[<prev] [next>] [<thread-prev] [thread-next>] [day] [month] [year] [list]
Message-ID: <CAGAzgsrgH5-v2u8kfmxzGKzTqGV1nqp+Yo4E7y96yrretKTkXA@mail.gmail.com>
Date: Thu, 2 Jun 2016 13:35:45 -0700
From: "dbasehore ." <dbasehore@...omium.org>
To: One Thousand Gnomes <gnomes@...rguk.ukuu.org.uk>
Cc: Peter Zijlstra <peterz@...radead.org>,
linux-kernel <linux-kernel@...r.kernel.org>,
Linux-pm mailing list <linux-pm@...r.kernel.org>,
"Rafael J. Wysocki" <rjw@...ysocki.net>,
Pavel Machek <pavel@....cz>, Len Brown <len.brown@...el.com>,
Thomas Gleixner <tglx@...utronix.de>
Subject: Re: [PATCH 5/5] intel_idle: Add S0ix validation
On Thu, Jun 2, 2016 at 12:53 PM, One Thousand Gnomes
<gnomes@...rguk.ukuu.org.uk> wrote:
>> How would this spuriously trigger during boot?

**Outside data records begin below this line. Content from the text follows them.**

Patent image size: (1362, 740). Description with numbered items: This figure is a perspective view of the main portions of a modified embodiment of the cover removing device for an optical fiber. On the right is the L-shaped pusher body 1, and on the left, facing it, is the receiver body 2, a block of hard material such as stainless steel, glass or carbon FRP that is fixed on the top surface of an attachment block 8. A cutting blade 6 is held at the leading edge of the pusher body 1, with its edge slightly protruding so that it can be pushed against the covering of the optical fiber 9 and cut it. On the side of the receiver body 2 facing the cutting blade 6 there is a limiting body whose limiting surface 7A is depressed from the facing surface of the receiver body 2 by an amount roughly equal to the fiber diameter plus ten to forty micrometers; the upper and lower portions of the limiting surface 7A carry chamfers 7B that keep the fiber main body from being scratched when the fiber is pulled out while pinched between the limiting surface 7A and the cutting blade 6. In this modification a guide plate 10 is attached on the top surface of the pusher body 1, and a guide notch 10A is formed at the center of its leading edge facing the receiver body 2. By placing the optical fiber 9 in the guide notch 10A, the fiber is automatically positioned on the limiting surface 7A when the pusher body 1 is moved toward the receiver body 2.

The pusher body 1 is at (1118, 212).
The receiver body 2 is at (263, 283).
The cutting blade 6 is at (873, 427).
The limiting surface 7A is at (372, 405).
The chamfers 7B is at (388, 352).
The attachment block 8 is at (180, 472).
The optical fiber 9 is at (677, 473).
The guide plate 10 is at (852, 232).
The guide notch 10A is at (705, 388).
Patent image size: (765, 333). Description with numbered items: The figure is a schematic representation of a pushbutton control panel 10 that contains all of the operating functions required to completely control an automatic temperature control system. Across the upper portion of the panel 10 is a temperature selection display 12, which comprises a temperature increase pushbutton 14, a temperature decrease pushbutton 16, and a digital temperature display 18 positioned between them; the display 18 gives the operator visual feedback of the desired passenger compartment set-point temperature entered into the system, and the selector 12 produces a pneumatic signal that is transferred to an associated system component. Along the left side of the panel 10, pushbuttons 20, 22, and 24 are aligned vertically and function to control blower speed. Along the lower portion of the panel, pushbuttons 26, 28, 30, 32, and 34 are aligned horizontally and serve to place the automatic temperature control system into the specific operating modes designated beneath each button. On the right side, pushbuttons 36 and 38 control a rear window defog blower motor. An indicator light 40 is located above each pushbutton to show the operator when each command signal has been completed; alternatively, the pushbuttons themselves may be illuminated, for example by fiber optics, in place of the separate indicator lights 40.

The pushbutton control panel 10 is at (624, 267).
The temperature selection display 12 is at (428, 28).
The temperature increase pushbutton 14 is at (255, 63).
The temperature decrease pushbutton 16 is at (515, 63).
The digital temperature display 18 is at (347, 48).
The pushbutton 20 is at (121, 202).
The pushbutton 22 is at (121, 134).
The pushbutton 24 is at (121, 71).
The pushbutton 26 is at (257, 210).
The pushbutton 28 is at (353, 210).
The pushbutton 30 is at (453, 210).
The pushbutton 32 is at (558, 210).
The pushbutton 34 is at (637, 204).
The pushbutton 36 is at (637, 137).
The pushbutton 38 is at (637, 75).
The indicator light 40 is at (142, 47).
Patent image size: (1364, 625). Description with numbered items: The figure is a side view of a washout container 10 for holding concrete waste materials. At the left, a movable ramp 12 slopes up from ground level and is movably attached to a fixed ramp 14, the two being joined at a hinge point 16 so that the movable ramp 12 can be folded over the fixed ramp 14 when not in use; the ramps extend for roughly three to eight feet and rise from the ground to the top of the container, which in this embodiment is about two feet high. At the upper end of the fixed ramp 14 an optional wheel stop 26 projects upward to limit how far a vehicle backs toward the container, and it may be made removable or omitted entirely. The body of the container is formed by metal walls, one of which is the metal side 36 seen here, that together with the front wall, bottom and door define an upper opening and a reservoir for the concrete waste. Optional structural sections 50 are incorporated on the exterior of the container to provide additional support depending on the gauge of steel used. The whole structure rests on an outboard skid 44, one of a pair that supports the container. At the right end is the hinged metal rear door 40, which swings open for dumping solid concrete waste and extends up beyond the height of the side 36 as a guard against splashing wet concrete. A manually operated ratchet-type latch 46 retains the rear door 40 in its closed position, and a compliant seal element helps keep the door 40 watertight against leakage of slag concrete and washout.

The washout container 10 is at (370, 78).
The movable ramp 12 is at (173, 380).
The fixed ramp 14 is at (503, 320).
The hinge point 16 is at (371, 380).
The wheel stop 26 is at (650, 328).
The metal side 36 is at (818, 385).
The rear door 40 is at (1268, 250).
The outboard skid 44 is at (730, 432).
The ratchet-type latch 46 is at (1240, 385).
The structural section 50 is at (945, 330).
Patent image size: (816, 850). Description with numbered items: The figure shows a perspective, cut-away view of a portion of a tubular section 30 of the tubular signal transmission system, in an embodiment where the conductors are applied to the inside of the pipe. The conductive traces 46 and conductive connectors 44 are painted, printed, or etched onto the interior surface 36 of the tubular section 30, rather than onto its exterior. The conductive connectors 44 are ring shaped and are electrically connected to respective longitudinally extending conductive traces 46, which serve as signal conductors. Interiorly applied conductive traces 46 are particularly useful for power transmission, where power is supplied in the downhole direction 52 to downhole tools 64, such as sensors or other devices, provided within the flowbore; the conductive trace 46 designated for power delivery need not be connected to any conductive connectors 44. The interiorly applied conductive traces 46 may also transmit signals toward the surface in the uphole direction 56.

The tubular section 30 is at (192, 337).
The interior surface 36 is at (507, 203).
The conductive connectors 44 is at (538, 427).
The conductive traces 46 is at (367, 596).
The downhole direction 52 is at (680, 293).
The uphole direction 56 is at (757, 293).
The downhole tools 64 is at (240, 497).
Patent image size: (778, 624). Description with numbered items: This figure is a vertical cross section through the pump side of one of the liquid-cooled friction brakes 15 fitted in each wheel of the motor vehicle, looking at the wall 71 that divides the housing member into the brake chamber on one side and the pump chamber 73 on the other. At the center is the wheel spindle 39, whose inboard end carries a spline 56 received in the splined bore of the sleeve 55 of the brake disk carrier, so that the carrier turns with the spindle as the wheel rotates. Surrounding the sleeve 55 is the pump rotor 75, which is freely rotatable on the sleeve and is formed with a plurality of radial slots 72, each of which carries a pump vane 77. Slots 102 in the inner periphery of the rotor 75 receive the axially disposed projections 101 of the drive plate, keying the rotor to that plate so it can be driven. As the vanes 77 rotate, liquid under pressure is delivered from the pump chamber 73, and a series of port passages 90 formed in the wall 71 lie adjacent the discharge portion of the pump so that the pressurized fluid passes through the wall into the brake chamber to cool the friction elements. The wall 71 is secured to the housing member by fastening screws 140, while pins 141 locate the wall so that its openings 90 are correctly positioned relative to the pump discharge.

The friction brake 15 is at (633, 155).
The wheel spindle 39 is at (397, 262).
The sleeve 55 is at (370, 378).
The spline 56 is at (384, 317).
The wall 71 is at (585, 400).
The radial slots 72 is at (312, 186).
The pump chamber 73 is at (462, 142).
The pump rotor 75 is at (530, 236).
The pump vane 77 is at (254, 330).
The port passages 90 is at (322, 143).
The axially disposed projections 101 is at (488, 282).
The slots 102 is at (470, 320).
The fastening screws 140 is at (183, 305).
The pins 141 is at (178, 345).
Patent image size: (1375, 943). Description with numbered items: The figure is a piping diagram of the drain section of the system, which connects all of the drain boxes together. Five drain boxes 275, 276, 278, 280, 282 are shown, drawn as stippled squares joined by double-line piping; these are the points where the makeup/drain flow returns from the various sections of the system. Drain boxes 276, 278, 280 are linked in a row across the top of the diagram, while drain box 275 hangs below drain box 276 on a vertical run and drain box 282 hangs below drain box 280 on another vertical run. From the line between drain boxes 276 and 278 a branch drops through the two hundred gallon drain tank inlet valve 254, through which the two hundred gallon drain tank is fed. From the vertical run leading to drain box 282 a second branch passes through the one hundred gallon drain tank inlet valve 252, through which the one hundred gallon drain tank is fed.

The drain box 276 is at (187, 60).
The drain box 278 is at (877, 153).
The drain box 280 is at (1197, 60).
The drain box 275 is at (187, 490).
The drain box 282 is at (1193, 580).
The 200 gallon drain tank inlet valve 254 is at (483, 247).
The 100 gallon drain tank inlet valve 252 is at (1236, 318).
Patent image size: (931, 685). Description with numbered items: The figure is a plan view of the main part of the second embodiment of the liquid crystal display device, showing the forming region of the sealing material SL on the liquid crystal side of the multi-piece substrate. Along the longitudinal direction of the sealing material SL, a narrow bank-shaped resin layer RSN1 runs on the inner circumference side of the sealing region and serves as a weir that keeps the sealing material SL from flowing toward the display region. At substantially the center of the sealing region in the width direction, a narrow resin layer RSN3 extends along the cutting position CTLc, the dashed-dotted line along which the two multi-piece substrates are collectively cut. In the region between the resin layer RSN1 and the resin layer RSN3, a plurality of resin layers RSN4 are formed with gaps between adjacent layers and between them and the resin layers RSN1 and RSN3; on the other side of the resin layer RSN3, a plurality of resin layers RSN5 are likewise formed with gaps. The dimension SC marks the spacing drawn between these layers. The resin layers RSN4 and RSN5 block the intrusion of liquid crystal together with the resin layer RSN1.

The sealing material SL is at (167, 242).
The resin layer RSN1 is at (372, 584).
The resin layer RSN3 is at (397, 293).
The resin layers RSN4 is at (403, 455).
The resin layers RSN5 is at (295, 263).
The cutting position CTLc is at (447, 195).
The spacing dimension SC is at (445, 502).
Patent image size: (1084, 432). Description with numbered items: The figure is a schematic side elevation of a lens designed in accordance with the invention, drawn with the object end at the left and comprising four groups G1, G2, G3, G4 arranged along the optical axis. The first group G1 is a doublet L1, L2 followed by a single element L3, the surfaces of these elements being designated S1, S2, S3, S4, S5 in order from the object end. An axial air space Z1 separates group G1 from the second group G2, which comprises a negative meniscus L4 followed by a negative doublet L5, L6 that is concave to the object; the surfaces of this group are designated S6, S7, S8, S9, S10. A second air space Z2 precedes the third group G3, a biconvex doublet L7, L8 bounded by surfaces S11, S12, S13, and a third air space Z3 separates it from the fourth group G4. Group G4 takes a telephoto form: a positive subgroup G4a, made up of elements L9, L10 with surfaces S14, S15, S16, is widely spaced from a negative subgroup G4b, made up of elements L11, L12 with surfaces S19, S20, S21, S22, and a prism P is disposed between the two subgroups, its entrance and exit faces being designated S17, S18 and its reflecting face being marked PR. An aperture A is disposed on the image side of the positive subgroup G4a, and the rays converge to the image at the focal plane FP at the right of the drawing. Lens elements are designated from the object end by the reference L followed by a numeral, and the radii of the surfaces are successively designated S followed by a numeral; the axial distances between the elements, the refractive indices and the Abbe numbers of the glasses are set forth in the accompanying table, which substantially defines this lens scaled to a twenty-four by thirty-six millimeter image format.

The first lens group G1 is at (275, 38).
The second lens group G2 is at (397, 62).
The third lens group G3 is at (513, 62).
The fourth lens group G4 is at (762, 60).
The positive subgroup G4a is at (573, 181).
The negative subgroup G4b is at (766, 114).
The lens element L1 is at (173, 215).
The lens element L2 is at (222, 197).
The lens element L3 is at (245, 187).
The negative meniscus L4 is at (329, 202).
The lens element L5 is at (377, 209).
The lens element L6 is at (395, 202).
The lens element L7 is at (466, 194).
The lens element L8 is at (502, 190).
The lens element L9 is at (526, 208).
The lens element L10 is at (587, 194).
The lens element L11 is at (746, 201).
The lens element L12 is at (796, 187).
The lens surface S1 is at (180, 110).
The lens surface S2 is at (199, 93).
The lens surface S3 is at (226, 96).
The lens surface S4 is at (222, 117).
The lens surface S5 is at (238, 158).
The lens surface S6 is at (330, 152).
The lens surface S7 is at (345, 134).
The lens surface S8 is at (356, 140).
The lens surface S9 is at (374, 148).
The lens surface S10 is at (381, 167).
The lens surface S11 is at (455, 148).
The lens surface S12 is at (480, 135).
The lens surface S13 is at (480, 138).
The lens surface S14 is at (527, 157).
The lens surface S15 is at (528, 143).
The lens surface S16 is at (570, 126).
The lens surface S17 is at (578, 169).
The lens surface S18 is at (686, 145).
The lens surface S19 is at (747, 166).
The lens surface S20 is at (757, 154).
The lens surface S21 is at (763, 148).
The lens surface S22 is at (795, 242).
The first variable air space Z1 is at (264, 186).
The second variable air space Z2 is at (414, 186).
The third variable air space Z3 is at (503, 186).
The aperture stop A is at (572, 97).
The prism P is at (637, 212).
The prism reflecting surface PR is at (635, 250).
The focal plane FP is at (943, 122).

This code is only run
>> during freeze. If there's some issue with not entering S0ix before a
>> module or firmware is loaded, it's better to not use suspend to idle
>> until those are in place.
>
> Ok yes you are correct it's not likely to trigger during boot (although
> if you close the lid during boot...)
>
>> I'm not familiar with the ISH driver. How does it prevent entry into
>> S0ix? I would argue that you don't want to use suspend to idle on a
>> Skylake system that can't enter S0ix and instead use suspend to RAM.
>
> Several IP blocks on the systems do their own power management if present
> and enabled by the firmware. If they do not have drivers loaded then you
> will not be able to enter some power states. Thus you'll now get warnings
> if you try to freeze such a system and those warnings are not themselves
> terribly helpful to a user.
I would expect those IP blocks to do nothing and not block lower power
states if the firmware is not loaded. If that is not the case, I think
that should be fixed such that those lower power states are at least
available during suspend (if not during runtime). If your Skylake+
system is not entering S0ix during freeze, I consider that a bug that
needs to be addressed.
>
> It's a good debug feature, but it doesn't belong anywhere but debug menus
> and off by default. If you want to ship it enabled in ChromeOS for
> product fine, but I don't think it belongs on for everywhere and
> everything.
If other Linux distributions choose not to enable it in their kernel
configs, that's their decision. As I said, this does nothing in the
!CONFIG_INTEL_PMC_CORE case, but if a finer level config is warranted,
I can add that.
I would prefer if others used this more, since there would be better
debug coverage and I would have to fix fewer bugs.